Você pode tomar medidas para evitar os problemas da neuropatia. Primeiro, os pesquisadores sabem que certas classes de remédios da quimioterapia apresentam maiores riscos de efeitos colaterais para a neuropatia. Eles incluem: compostos taxanos como paclitaxel e docetaxel (os nomes de marca são Taxol e Taxotere), compostos contendo platina como a carboplatina, cisplatina e oxaliplatina, compostos de epotilona como ixabepilone (marca Ixempra), alcaloides como a vincristina, vinblastina e vinorelbine, lenalidomida (Revlimid); talidomida (Thalomid) e bortezomibe (Velcade). Pergunte ao seu médico se você está sendo tratado com algum destes medicamentos. Se estiver, é recomendável perguntar se está disponível algum substituto eficaz.

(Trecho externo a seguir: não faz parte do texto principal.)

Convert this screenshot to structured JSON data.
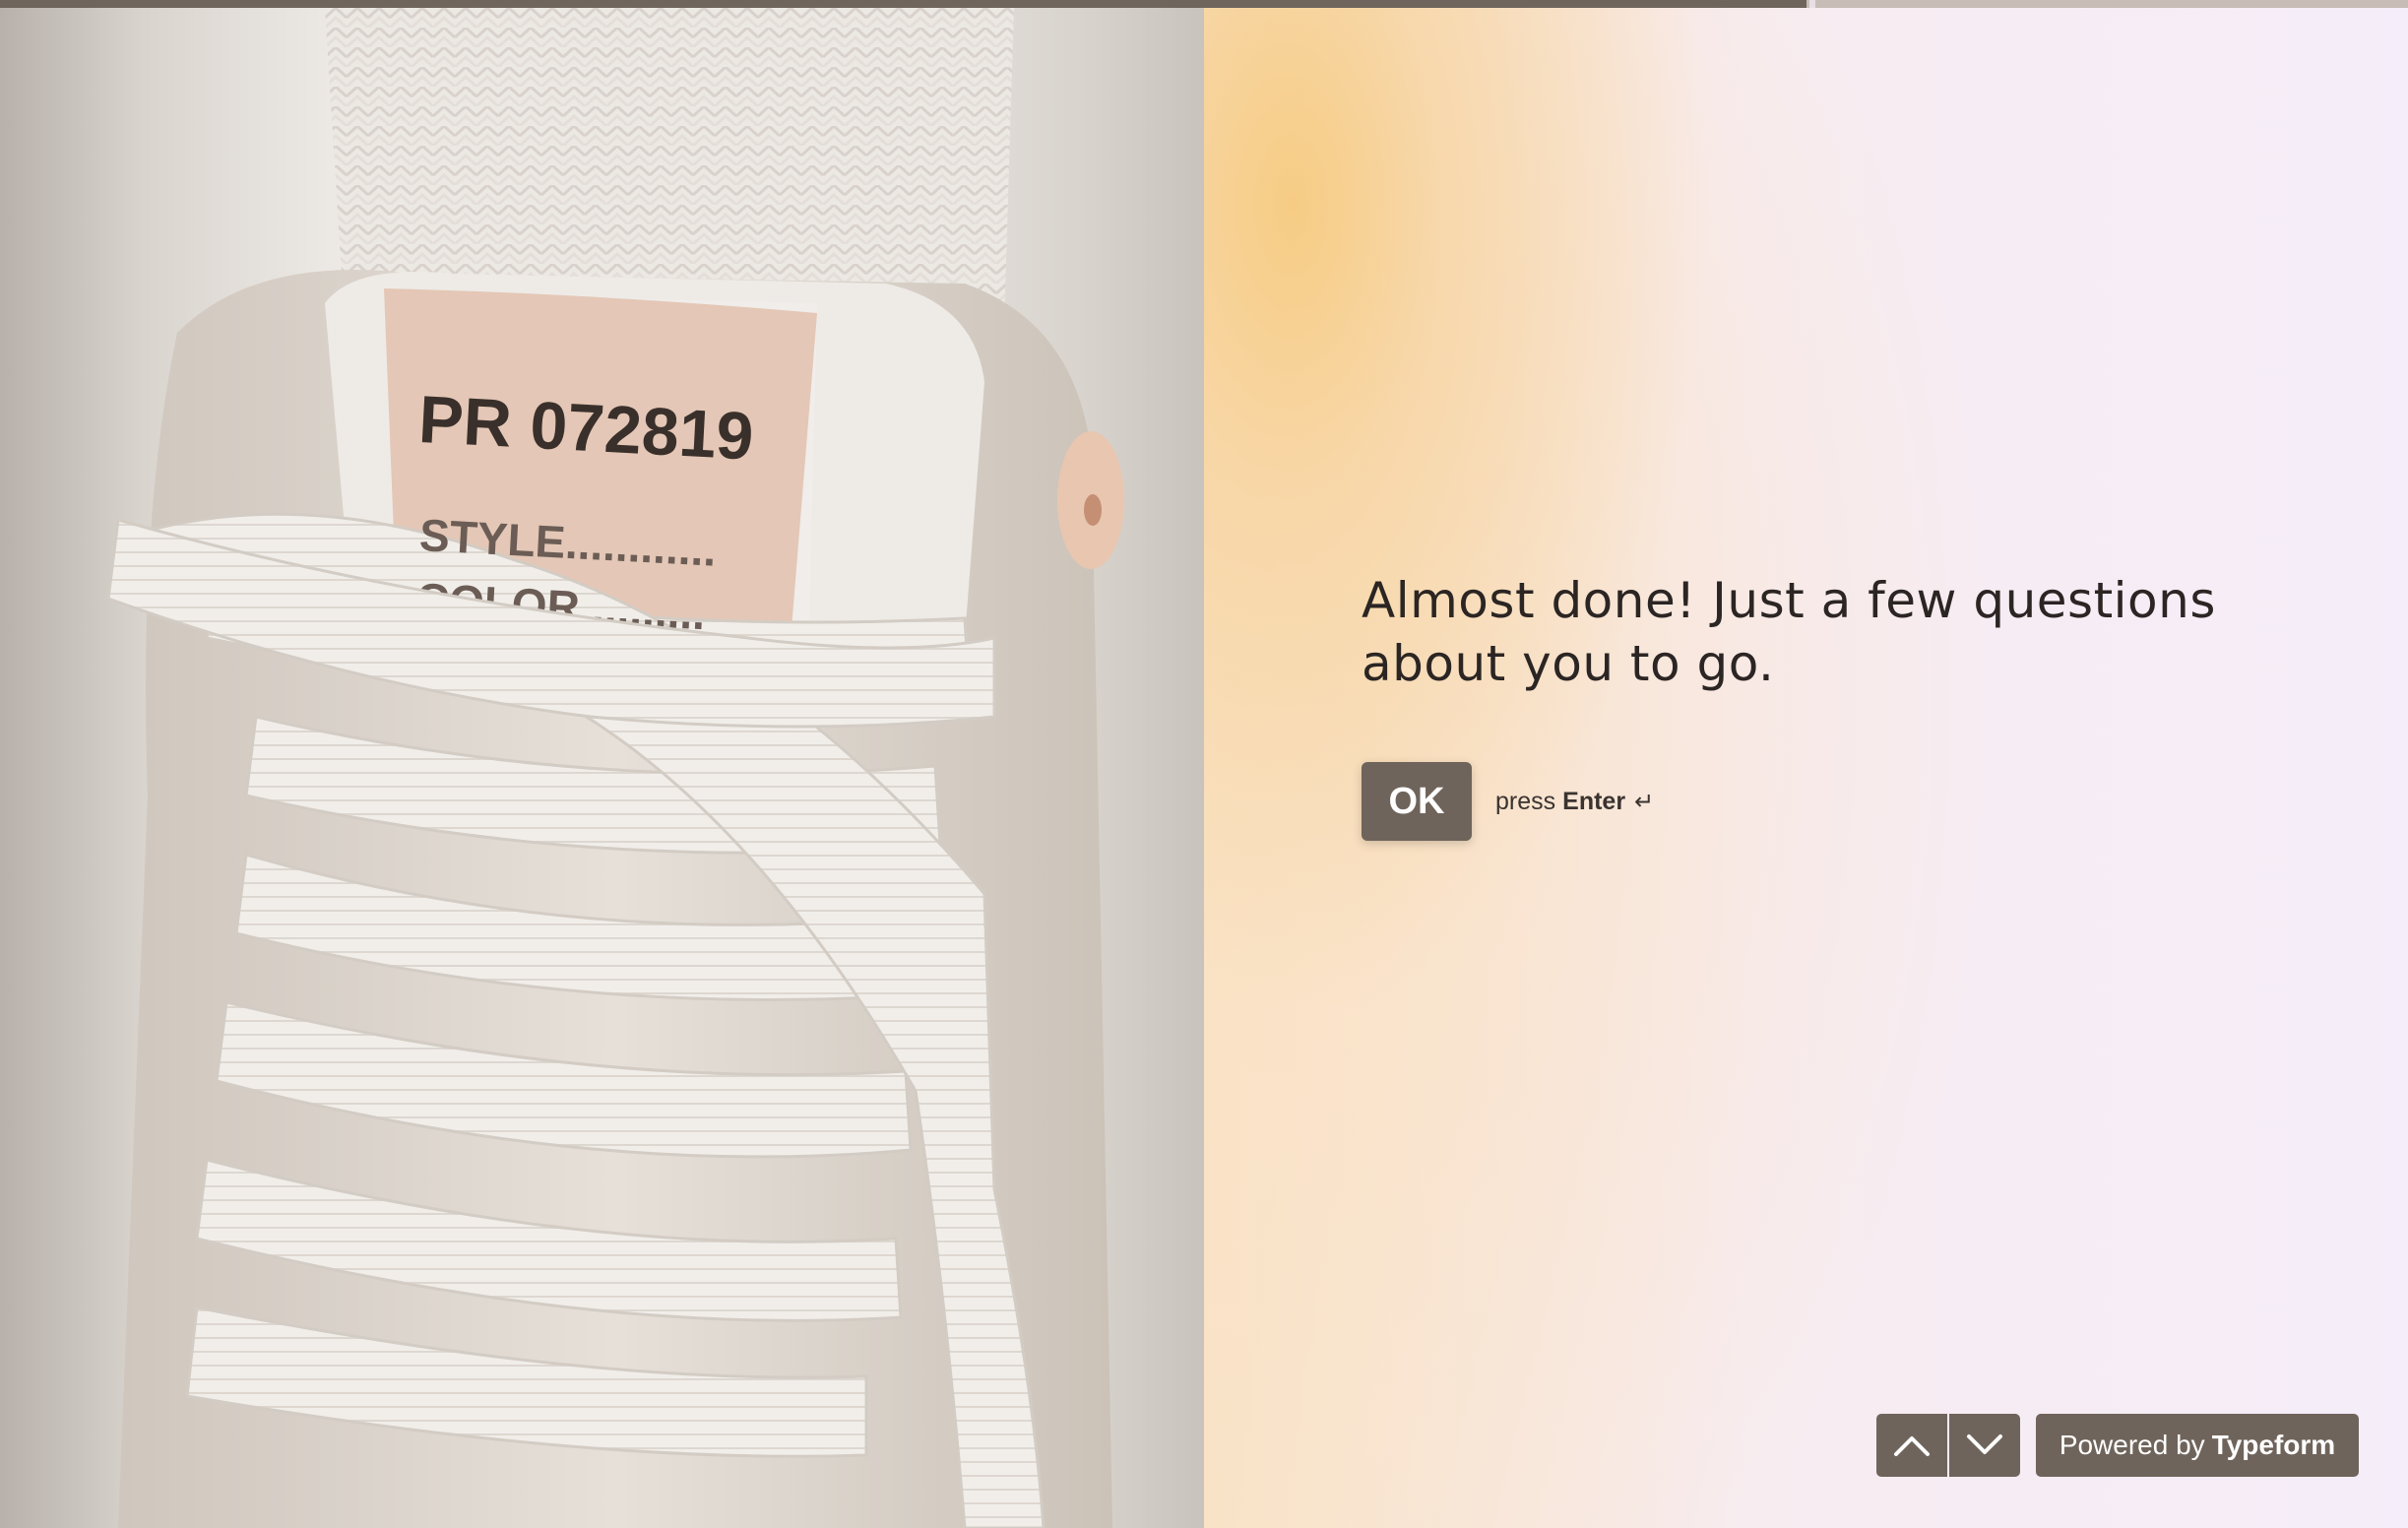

Mesmo que não haja bons substitutos, o médico pode ser capaz de reduzir os riscos, alterando a forma que as suas doses de quimioterapia são administradas. Por exemplo, uma grande dose única pode ser administrada em doses menores e mais manejáveis. Além disso, um único tratamento pode ser administrado durante um longo período de tempo. Ambos estes métodos podem reduzir os efeitos tóxicos da medicação e possivelmente ajudam a evitar problemas nervosos.

Alguns outros tratamentos complementares também podem ajudar a prevenir a neuropatia, embora a evidência atual seja misturado na melhor das hipóteses. Escolhas possíveis incluem a vitamina E, anticonvulsivos e infusões que combinam cálcio e magnésio. Consulte o seu médico antes de explorar essas opções.

Opções de tratamento

Se você já tiver neuropatia induzida pela quimioterapia, estão disponíveis uma série de potenciais tratamentos. Em primeiro lugar, veja se outros tratamentos de quimioterapia estão disponíveis. Alterar os medicamentos pode resolver seus problemas. Se não existirem outras opções, é possível que a doença seja uma reação de curto prazo para o seu tratamento e ela desaparecerá sozinha. Isso pode acontecer em algumas semanas, alguns meses ou pode até não acontecer. Se os sintomas persistirem, os médicos podem tentar aliviar sua dor usando esteroides, anticonvulsivos ou pequenas doses de antidepressivos. Por vezes, os casos mais graves são tratados com drogas à base de opiáceos. Outras terapias potencialmente úteis incluem biofeedback, acupuntura, fisioterapia, terapia ocupacional e terapia de relaxamento.